第3版の指針は、「グレーゾーン事態」、「重要影響事態」、「存立危機事態」という新たな概念を打ち出した。これらの「新事態」の定義は、非常に曖昧だ。例えば2014年版の防衛白書は「グレーゾーン」について、「純然たる平時でも有事でもない幅広い状況」と定義付けしている。「存立危機事態」に至っては、「密接な関係にある他国に対する武力攻撃が発生し、わが国の存立が脅かされる明白な危険がある事態」と定義付けられている。日本はこうしてより幅広い軍事活動の空間を手にし、干渉の範囲を全世界に拡大できる。しかもこの「新事態」のは完全に日本政府に判断され、客観的な基準がなく、勝手次第で危険である。

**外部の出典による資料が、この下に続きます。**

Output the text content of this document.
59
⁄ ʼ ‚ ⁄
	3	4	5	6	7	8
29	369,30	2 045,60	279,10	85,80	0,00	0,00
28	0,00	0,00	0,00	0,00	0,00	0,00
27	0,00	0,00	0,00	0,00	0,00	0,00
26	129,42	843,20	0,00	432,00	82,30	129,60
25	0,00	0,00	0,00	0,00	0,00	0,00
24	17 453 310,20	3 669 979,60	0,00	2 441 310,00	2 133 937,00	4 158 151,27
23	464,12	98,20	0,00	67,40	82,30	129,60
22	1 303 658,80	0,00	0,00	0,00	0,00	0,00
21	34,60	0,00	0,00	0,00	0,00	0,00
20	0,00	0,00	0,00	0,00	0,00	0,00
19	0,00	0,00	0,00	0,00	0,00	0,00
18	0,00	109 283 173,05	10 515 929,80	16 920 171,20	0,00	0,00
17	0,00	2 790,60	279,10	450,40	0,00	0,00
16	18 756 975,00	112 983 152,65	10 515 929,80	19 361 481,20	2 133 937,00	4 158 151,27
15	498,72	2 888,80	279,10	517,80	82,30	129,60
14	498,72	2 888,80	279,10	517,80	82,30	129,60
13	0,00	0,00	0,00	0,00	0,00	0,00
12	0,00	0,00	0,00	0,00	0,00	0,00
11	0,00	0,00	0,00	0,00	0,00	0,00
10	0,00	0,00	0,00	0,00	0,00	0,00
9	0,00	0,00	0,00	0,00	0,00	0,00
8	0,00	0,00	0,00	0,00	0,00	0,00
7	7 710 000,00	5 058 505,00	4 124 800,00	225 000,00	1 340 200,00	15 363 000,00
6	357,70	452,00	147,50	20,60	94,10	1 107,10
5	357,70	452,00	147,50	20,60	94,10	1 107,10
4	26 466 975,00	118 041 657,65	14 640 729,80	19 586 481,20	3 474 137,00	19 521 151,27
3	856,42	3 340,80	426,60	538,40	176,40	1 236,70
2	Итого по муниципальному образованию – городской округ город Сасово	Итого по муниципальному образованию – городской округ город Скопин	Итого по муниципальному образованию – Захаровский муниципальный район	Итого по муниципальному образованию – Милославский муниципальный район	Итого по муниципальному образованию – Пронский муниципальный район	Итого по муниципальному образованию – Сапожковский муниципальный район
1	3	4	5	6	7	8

新たな指針の「新事態」は、完全に防衛の範疇を超えている。日本は第1版の指針の保護を受ける者ではなくなっており、第2版の地域への干渉者としての役割に満足しておらず、かつ世界事業に干渉しようと妄想している。日本が分をわきまえないのは、新たなナショナリズムによるものだ。日本は米国に対する軍事的依存を断ち切り、さらに米国と対等に付き合い、機を伺い新たな覇権を手にし米国の代わりになろうとしている。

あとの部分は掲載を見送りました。